Surescripts, too, is concerned about the failure of some pharmacy systems vendors to police the quality of their products. Surescripts provides the e-prescribing electronic backbone which software vendors plug into. Those vendors sell plugged-in e-prescribing systems directly to end-user pharmacies. David Yakimischak, General Manager, E-Prescribing, says the company has worked hard to encourage its vendors to adopt quality programs leading to fewer pharmacy errors. "Vendor responsiveness has been relatively random," he explains. "Quality/patient safety performance does not appear to play heavily in end-users’ purchasing decisions. Our conclusion is that in the absence of new incentives and penalties, there is currently little or no business case for vendors to make significant investments in high quality patient safety programs."

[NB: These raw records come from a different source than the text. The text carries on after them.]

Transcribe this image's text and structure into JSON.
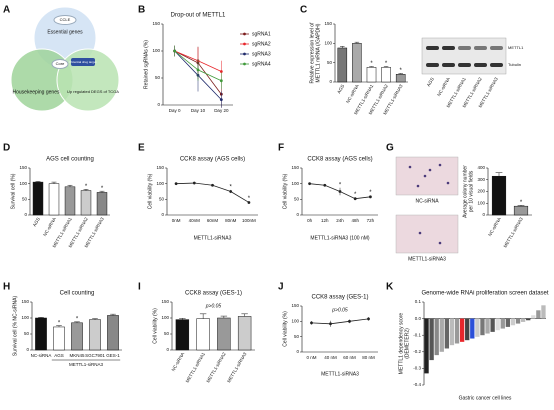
{
  "chart_data": [
    {
      "panel": "A",
      "type": "venn",
      "sets": [
        "Essential genes",
        "Housekeeping genes",
        "Up regulated DEGS of TCGA"
      ],
      "colors": [
        "#cfe0f3",
        "#9fd39a",
        "#b9e3b2"
      ],
      "labels": [
        "CCLE",
        "Core",
        "Potential drug target"
      ]
    },
    {
      "panel": "B",
      "type": "line",
      "title": "Drop-out of METTL1",
      "ylabel": "Retained sgRNAs (%)",
      "categories": [
        "Day 0",
        "Day 10",
        "Day 20"
      ],
      "ylim": [
        0,
        150
      ],
      "yticks": [
        0,
        50,
        100,
        150
      ],
      "series": [
        {
          "name": "sgRNA1",
          "color": "#7b1c1c",
          "values": [
            100,
            78,
            20
          ],
          "errors": [
            10,
            30,
            25
          ]
        },
        {
          "name": "sgRNA2",
          "color": "#e8262b",
          "values": [
            100,
            82,
            62
          ],
          "errors": [
            10,
            25,
            20
          ]
        },
        {
          "name": "sgRNA3",
          "color": "#1f2a6b",
          "values": [
            100,
            55,
            10
          ],
          "errors": [
            10,
            30,
            15
          ]
        },
        {
          "name": "sgRNA4",
          "color": "#3f9a3a",
          "values": [
            100,
            65,
            45
          ],
          "errors": [
            10,
            20,
            15
          ]
        }
      ]
    },
    {
      "panel": "C",
      "type": "bar",
      "ylabel": [
        "Relative expression level of",
        "METTL1 mRNA (/GAPDH)"
      ],
      "categories": [
        "AGS",
        "NC-siRNA",
        "METTL1-siRNA1",
        "METTL1-siRNA2",
        "METTL1-siRNA3"
      ],
      "values": [
        88,
        100,
        38,
        38,
        20
      ],
      "errors": [
        4,
        3,
        2,
        2,
        2
      ],
      "colors": [
        "#777777",
        "#aaaaaa",
        "#ffffff",
        "#ffffff",
        "#999999"
      ],
      "significance": [
        null,
        null,
        "*",
        "*",
        "*"
      ],
      "ylim": [
        0,
        150
      ],
      "yticks": [
        0,
        50,
        100,
        150
      ],
      "blot": {
        "bands": [
          "METTL1",
          "Tubulin"
        ],
        "lanes": [
          "AGS",
          "NC-siRNA",
          "METTL1-siRNA1",
          "METTL1-siRNA2",
          "METTL1-siRNA3"
        ]
      }
    },
    {
      "panel": "D",
      "type": "bar",
      "title": "AGS cell counting",
      "ylabel": "Survival cell (%)",
      "categories": [
        "AGS",
        "NC-siRNA",
        "METTL1-siRNA1",
        "METTL1-siRNA2",
        "METTL1-siRNA3"
      ],
      "values": [
        105,
        100,
        90,
        78,
        72
      ],
      "errors": [
        2,
        5,
        5,
        4,
        4
      ],
      "colors": [
        "#111111",
        "#ffffff",
        "#999999",
        "#cccccc",
        "#888888"
      ],
      "significance": [
        null,
        null,
        null,
        "*",
        "*"
      ],
      "ylim": [
        0,
        150
      ],
      "yticks": [
        0,
        50,
        100,
        150
      ]
    },
    {
      "panel": "E",
      "type": "line",
      "title": "CCK8 assay (AGS cells)",
      "ylabel": "Cell viability (%)",
      "xlabel": "METTL1-siRNA3",
      "categories": [
        "0nM",
        "40nM",
        "60nM",
        "80nM",
        "100nM"
      ],
      "values": [
        100,
        102,
        95,
        75,
        40
      ],
      "errors": [
        3,
        3,
        4,
        5,
        4
      ],
      "color": "#222222",
      "significance": [
        null,
        null,
        null,
        "*",
        "*"
      ],
      "ylim": [
        0,
        150
      ],
      "yticks": [
        0,
        50,
        100,
        150
      ]
    },
    {
      "panel": "F",
      "type": "line",
      "title": "CCK8 assay (AGS cells)",
      "ylabel": "Cell viability (%)",
      "xlabel": "METTL1-siRNA3 (100 nM)",
      "categories": [
        "0h",
        "12h",
        "24h",
        "48h",
        "72h"
      ],
      "values": [
        100,
        95,
        75,
        52,
        58
      ],
      "errors": [
        3,
        4,
        12,
        4,
        4
      ],
      "color": "#222222",
      "significance": [
        null,
        null,
        "*",
        "*",
        "*"
      ],
      "ylim": [
        0,
        150
      ],
      "yticks": [
        0,
        50,
        100,
        150
      ]
    },
    {
      "panel": "G",
      "type": "bar",
      "ylabel": [
        "Average colony number",
        "per 10 visual fields"
      ],
      "categories": [
        "NC-siRNA",
        "METTL1-siRNA3"
      ],
      "values": [
        330,
        75
      ],
      "errors": [
        30,
        8
      ],
      "colors": [
        "#111111",
        "#999999"
      ],
      "significance": [
        null,
        "*"
      ],
      "ylim": [
        0,
        400
      ],
      "yticks": [
        0,
        100,
        200,
        300,
        400
      ],
      "images": [
        "NC-siRNA",
        "METTL1-siRNA3"
      ]
    },
    {
      "panel": "H",
      "type": "bar",
      "title": "Cell counting",
      "ylabel": "Survival cell (% NC-siRNA)",
      "categories": [
        "NC-siRNA",
        "AGS",
        "MKN45",
        "SGC7901",
        "GES-1"
      ],
      "group_label": "METTL1-siRNA3",
      "values": [
        100,
        72,
        85,
        95,
        108
      ],
      "errors": [
        2,
        4,
        3,
        3,
        4
      ],
      "colors": [
        "#111111",
        "#ffffff",
        "#999999",
        "#cccccc",
        "#888888"
      ],
      "significance": [
        null,
        "*",
        "*",
        null,
        null
      ],
      "ylim": [
        0,
        150
      ],
      "yticks": [
        0,
        50,
        100,
        150
      ]
    },
    {
      "panel": "I",
      "type": "bar",
      "title": "CCK8 assay (GES-1)",
      "ylabel": "Cell viability (%)",
      "annotation": "p>0.05",
      "categories": [
        "NC-siRNA",
        "METTL1-siRNA1",
        "METTL1-siRNA2",
        "METTL1-siRNA3"
      ],
      "values": [
        95,
        98,
        100,
        105
      ],
      "errors": [
        4,
        15,
        6,
        8
      ],
      "colors": [
        "#111111",
        "#ffffff",
        "#999999",
        "#cccccc"
      ],
      "ylim": [
        0,
        150
      ],
      "yticks": [
        0,
        50,
        100,
        150
      ]
    },
    {
      "panel": "J",
      "type": "line",
      "title": "CCK8 assay (GES-1)",
      "ylabel": "Cell viability (%)",
      "xlabel": "METTL1-siRNA3",
      "annotation": "p>0.05",
      "categories": [
        "0 nM",
        "40 nM",
        "60 nM",
        "80 nM"
      ],
      "values": [
        95,
        92,
        100,
        108
      ],
      "errors": [
        6,
        10,
        6,
        6
      ],
      "color": "#222222",
      "ylim": [
        0,
        150
      ],
      "yticks": [
        0,
        50,
        100,
        150
      ]
    },
    {
      "panel": "K",
      "type": "bar",
      "title": "Genome-wide RNAi proliferation screen dataset",
      "ylabel": [
        "METTL1 dependency score",
        "(DEMETER2)"
      ],
      "xlabel": "Gastric cancer cell lines",
      "categories": [
        null,
        null,
        null,
        null,
        null,
        null,
        null,
        null,
        null,
        null,
        null,
        null,
        null,
        null,
        null,
        null,
        null,
        null,
        null,
        null,
        null,
        null,
        null,
        null
      ],
      "values": [
        -0.33,
        -0.25,
        -0.22,
        -0.2,
        -0.18,
        -0.16,
        -0.15,
        -0.14,
        -0.13,
        -0.12,
        -0.11,
        -0.1,
        -0.09,
        -0.08,
        -0.07,
        -0.06,
        -0.05,
        -0.04,
        -0.03,
        -0.02,
        -0.01,
        0.02,
        0.05,
        0.08
      ],
      "colors": [
        "#222222",
        "#555555",
        "#888888",
        "#aaaaaa",
        "#666666",
        "#bbbbbb",
        "#999999",
        "#e8262b",
        "#444444",
        "#2b4fd8",
        "#cccccc",
        "#777777",
        "#aaaaaa",
        "#555555",
        "#dddddd",
        "#999999",
        "#666666",
        "#cccccc",
        "#888888",
        "#bbbbbb",
        "#444444",
        "#dddddd",
        "#999999",
        "#bbbbbb"
      ],
      "ylim": [
        -0.4,
        0.1
      ],
      "yticks": [
        -0.4,
        -0.3,
        -0.2,
        -0.1,
        {
          "value": 0,
          "label": "0.0"
        },
        0.1
      ]
    }
  ]
}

The FDA is under a congressionally-mandated deadline of January 2014 to produce a regulatory framework for HIT. The key issue is whether the FDA should be allowed to regulate all HIT as it does medical devices. Or should some HIT, especially software where pharmacists and physicians interact with a system to make clinical decisions or observations, even be regulated at all. There are those who think systems requiring clinical intervention should be certified, not regulated, by a non-federal body such as The Joint Commission, with that certification process overseen by the ONC. The ONC already has a few years of experience certifying HIT eligible for incentives (which go to the purchasers, such as hospitals) decreed by the 2009 stimulus bill. "The ONC is well positioned to coordinate oversight among these various organizations to ensure patient safety, prevent overlap and continue to foster innovation and adoption of health IT by providers," states Ann Richardson Berkey, Senior Vice President, Public Affairs, McKesson Corp. She says organizations such as the National Committee for Quality Assurance (NCQA), The Joint Commission or URAC have track records in the rigorous accreditation of healthcare software.

The American Hospital Association (AHA) thinks products should be regulated based on the risk they pose to patients. Key factors to be considered include the potential for harm, the extent of harm, and the extent to which software is automating and or guiding clinical decision-making. "For example, when drug dosage data are sent from an order entry system to a pharmacy information system, it is crucial for safety that both the data points and their units of measure are accurate within each system and across systems," says Linda E. Fishman, Senior Vice President, Public Policy Analysis & Development, AHA.

Last February, the Bipartisan Policy Center, a think tank of sorts meant to meld Democratic and Republican views, produced a report called An Oversight Framework for Assuring Patient Safety in Health Information Technology. It stated: "The FDA’s current regulatory approach for medical devices is generally not well-suited for health IT." The report recommends that HIT products be divided into three categories according to the relative risk to patients and the opportunity for clinical intervention. Those where there is no or little opportunity for clinical intervention represent a higher potential risk of patient harm. Such devices are currently regulated by the FDA as Class I, Class II, or Class III medical devices. The FDA would continue to regulate these devices.

The lowest risk category would be administrative software which supports the administrative and operational aspects of healthcare but is not used in direct delivery of clinical care. Population analytics, back office billing systems, claims payment systems, and prescription drug refill reminders are all examples of software that are not used for patient specific treatment or diagnosis. The BPC recommends no additional oversight for this category.

The middle category would include products which can be used to recommend a course of care; call this category clinical software. Very few participants in the debate, at least on the industry side, think this category should be regulated by a federal agency.
    
Meanwhile, the ONC's ability to translate its considerable HIT experience into political weight in any upcoming battle with the FDA over new regulations is compromised by the absence of a National Coordinator, given the departure of Farzad Mostashari, M.D. The position needs to be filled quickly, and for a lot of reasons.